Zhang Xuan, Lun Shichun, Li Yu-Xin, Zhang Wei, Zhou Ruo-Yi, Liu Ting, Yang Fan, Tang Jie, Bishai William R, Yu Li-Fang
Shanghai Engineering Research Center of Molecular Therapeutics and New Drug Development, School of Chemistry and Molecular Engineering, East China Normal University, 3663 North Zhongshan Road, Shanghai, 200062, China.
Center for Tuberculosis Research, Department of Medicine, Division of Infectious Disease, Johns Hopkins School of Medicine, Baltimore, MD, 21231-1044, United States.
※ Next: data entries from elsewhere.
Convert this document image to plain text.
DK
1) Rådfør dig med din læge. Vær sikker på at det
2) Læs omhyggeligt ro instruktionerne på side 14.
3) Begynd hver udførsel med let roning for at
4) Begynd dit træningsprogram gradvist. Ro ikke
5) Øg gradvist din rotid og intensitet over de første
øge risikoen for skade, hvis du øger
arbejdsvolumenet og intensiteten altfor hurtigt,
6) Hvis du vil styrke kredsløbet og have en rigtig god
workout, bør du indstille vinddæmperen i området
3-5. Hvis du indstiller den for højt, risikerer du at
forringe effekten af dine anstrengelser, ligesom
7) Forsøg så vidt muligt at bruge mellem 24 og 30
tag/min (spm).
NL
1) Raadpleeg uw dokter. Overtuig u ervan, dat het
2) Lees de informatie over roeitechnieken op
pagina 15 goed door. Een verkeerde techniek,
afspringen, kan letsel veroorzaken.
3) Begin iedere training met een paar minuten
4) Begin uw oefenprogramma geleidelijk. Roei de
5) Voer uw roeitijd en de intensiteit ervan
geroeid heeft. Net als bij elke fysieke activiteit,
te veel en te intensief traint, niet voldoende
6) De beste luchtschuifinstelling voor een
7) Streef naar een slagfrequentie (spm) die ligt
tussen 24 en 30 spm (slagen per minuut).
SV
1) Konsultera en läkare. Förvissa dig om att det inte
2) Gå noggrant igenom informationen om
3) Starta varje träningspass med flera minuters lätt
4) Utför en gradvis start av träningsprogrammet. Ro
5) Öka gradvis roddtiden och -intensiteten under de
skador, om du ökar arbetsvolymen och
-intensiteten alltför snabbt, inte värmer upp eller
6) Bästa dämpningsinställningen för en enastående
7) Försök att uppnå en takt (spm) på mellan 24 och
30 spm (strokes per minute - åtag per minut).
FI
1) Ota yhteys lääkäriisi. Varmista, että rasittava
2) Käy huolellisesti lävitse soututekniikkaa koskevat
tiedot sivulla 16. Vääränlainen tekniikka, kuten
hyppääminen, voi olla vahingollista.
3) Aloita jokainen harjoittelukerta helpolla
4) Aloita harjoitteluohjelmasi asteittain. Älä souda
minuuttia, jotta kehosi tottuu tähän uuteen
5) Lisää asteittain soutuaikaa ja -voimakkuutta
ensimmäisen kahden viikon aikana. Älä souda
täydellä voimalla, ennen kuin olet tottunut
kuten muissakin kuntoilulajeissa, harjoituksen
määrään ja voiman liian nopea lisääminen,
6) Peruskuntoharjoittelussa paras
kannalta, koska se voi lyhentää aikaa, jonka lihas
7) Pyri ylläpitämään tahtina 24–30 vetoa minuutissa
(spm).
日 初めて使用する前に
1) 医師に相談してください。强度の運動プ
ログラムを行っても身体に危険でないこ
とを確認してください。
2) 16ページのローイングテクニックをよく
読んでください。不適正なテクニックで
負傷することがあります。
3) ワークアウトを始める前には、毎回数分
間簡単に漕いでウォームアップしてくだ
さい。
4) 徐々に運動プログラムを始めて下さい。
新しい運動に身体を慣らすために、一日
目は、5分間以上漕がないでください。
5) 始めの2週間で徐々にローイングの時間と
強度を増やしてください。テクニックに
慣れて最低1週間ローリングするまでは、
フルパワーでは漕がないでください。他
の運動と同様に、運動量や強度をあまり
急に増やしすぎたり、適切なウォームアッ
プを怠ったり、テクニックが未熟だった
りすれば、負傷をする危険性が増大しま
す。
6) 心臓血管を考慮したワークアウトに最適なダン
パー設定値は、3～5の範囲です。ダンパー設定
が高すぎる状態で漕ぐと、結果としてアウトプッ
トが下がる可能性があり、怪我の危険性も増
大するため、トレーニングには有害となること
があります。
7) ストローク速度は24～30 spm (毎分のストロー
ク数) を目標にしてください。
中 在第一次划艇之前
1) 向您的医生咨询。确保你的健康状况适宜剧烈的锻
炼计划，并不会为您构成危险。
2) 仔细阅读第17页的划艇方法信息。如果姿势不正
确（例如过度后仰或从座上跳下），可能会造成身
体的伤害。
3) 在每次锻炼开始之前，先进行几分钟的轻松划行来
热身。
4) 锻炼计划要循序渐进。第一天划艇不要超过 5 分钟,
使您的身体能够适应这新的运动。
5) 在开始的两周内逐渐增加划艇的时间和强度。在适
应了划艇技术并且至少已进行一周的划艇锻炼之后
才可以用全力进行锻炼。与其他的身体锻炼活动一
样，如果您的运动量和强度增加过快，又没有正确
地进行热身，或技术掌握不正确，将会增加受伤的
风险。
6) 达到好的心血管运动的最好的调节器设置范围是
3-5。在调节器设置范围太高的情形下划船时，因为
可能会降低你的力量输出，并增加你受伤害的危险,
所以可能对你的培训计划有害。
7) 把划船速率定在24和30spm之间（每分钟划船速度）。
Eur J Med Chem. 2025 Feb 5;283:117148. doi: 10.1016/j.ejmech.2024.117148. Epub 2024 Dec 15.
Targeting the biosynthetic pathway of mycolic acid is highly attractive to researchers in the field of novel anti-tubercular drug development. Pks13-TE is an essential catalytic component in the last assembling step of mycolic acid, and the co-crystal structures of the Pks13-TE-inhibitor complex provide insight into ligand recognition. Based on a structure-guided strategy, N-aryl indole derivatives were designed, synthesized, and evaluated for their antitubercular activities. Compound 44 was identified as the most promising compound with high potency against M. tb H37Rv (MIC = 0.07 μM) and a favorable metabolic profile in human liver microsomes. Moreover, compound 44 exhibited oral bioavailability in a serum inhibition titration (SIT) assay, which warrants further development.
靶向分枝菌酸的生物合成途径对新型抗结核药物研发领域的研究人员极具吸引力。Pks13-TE是分枝菌酸最后组装步骤中的关键催化成分,Pks13-TE-抑制剂复合物的共晶体结构为配体识别提供了深入见解。基于结构导向策略,设计、合成并评估了N-芳基吲哚衍生物的抗结核活性。化合物44被确定为最具潜力的化合物,对结核分枝杆菌H37Rv具有高效力(MIC = 0.07 μM),且在人肝微粒体中具有良好的代谢特征。此外,化合物44在血清抑制滴定(SIT)试验中表现出口服生物利用度,值得进一步开发。